363. Memorandum From the Director of the Office of Philippine and Southeast Asian Affairs (Young) to the Assistant Secretary of State for Far Eastern Affairs (Robertson)1


  • Town of Olongapo and Subie Bay Naval Reservation
[Page 607]

As you know, a controversy has arisen in the Philippines between Ambassador Ferguson and Admiral Goodwin as to the steps which we should take to settle the question of control by the Navy over the 50-60,000 Philippine residents of Olongapo. President Magsaysay is apparently greatly disturbed at the political problems raised by our administration of a Philippine town of this size and has been insisting through his representative, Felino Neri, that the town must be put under something approximating Philippine control.

The Navy has felt, and continues to feel, that it must retain effective control over the town’s administration, with particular regard to security and sanitation, if it is to maintain effective security for the entire base. When the question was first raised by the Philippine press about two months ago, Admiral Goodwin agreed with the Ambassador that an investigation of the press charges should be conducted and cooperated fully with the Ambassador and Ambassador Neri in a preliminary examination of the problem. As a result of this examination, a “waiver fee”, which amounted to a residence tax, was abolished by the Navy and certain other changes were made. In addition, a Board of Navy officers was convened at Admiral Stump’s direction which has now completed preparation of a voluminous report containing, we are told, more than seventy recommendations for further action to improve the town’s administration and to increase participation by Philippine residents in town government. This report is now being studied by Admiral Goodwin, who will put into effect those recommendations which he feels he can, and will disapprove or refer to CINCPAC and the Navy Department those which he feels are beyond his competence.

Ambassador Ferguson believes that we must substantially satisfy the requests of the Philippine Government in regard to Olongapo, apparently because he fears that to do otherwise would produce an adverse public reaction which would affect our relations with the Philippines in general and our proposed bases negotiations in particular. For this reason he has suggested in telegrams to us2 which have been distributed to the Navy that we give consideration to physical removal of the town to a site outside the base and that, alternatively, we consider turning over administration of the town to the Philippine Government. We believe informally that the Navy is correct in insisting upon full administrative control over a town located exactly in the middle of its major operating facility in the Philippines, and do not believe that the United States should bear any part of the extensive cost of replacing the town, but continue to feel [Page 608] that we must await formal expression of the Navy’s views on these questions before taking a formal position.

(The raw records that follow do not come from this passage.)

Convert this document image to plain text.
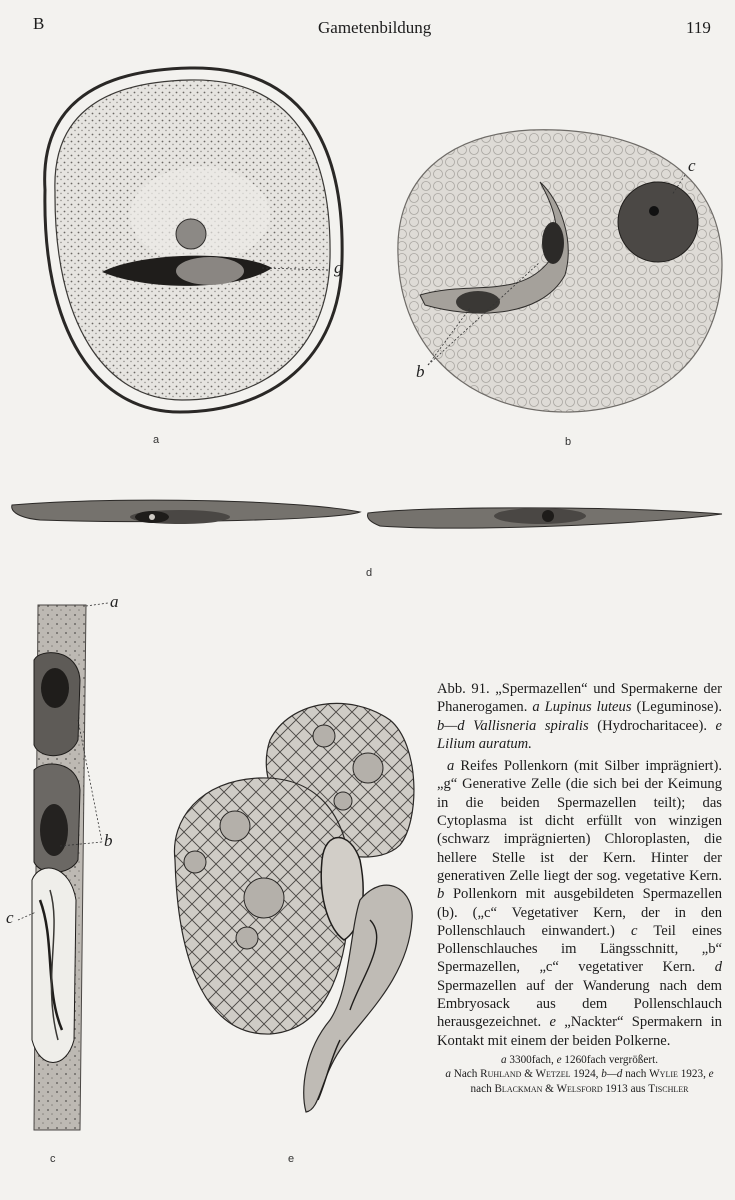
B	Gametenbildung	119
a	b
d
c	e
g
c
b
a
b
c

Abb. 91. „Spermazellen“ und Spermakerne der Phanerogamen. a Lupinus luteus (Leguminose). b—d Vallisneria spiralis (Hydrocharitacee). e Lilium auratum.

a Reifes Pollenkorn (mit Silber imprägniert). „g“ Generative Zelle (die sich bei der Keimung in die beiden Spermazellen teilt); das Cytoplasma ist dicht erfüllt von winzigen (schwarz imprägnierten) Chloroplasten, die hellere Stelle ist der Kern. Hinter der generativen Zelle liegt der sog. vegetative Kern. b Pollenkorn mit ausgebildeten Spermazellen (b). („c“ Vegetativer Kern, der in den Pollenschlauch einwandert.) c Teil eines Pollenschlauches im Längsschnitt, „b“ Spermazellen, „c“ vegetativer Kern. d Spermazellen auf der Wanderung nach dem Embryosack aus dem Pollenschlauch herausgezeichnet. e „Nackter“ Spermakern in Kontakt mit einem der beiden Polkerne.

a 3300fach, e 1260fach vergrößert.

a Nach Ruhland & Wetzel 1924, b—d nach Wylie 1923, e nach Blackman & Welsford 1913 aus Tischler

The Olongapo question has aroused high feeling in the Navy, and Mr. Sebald received yesterday a memorandum from Admiral Smedberg which sets forth CINCPAC’s views.3 In a discussion which Mr. Bell and Mr. Cuthell had with the Admiral and his staff yesterday afternoon we were able to reach substantial agreement as to the content of an instruction commenting on the Embassy’s recommendations.4 This instruction is now being prepared jointly at the working level in State, Defense and Navy. The first three pages of the memorandum are, however, so intemperate and abusive5 of the Ambassador and the Department, that I feel we cannot accept them. Further comment of this sort from CINCPAC or from the Navy will serve only to make impossible the Ambassador’s working relationship with the interested officers of the military establishment and will be most unhelpful in producing a settlement either of the Olongapo question or of the whole military bases problem. I understand that Admiral Stump plans to call on you while in Washington at the end of this week and suggest that you express this view to him.

The memorandum in question is attached.6

  1. Source: Department of State, Central Files, 711.56396/9–2155. Secret. Drafted by Cuthell.
  2. This opinion is expressed in telegram 114 from Manila, July 13, not printed. (Ibid., 711.56396/7–1355)
  3. Dated September 21, not printed. (Ibid., 711.56396/9–2155)
  4. Smedberg summarized this discussion in an information memorandum prepared on September 22. (OASD/ISA Files, FMRA Records, Philippines)
  5. A marginal notation on the source text by Young at this point reads: “This I feel strongly.”
  6. Not attached to the source text and not found in Department of State files.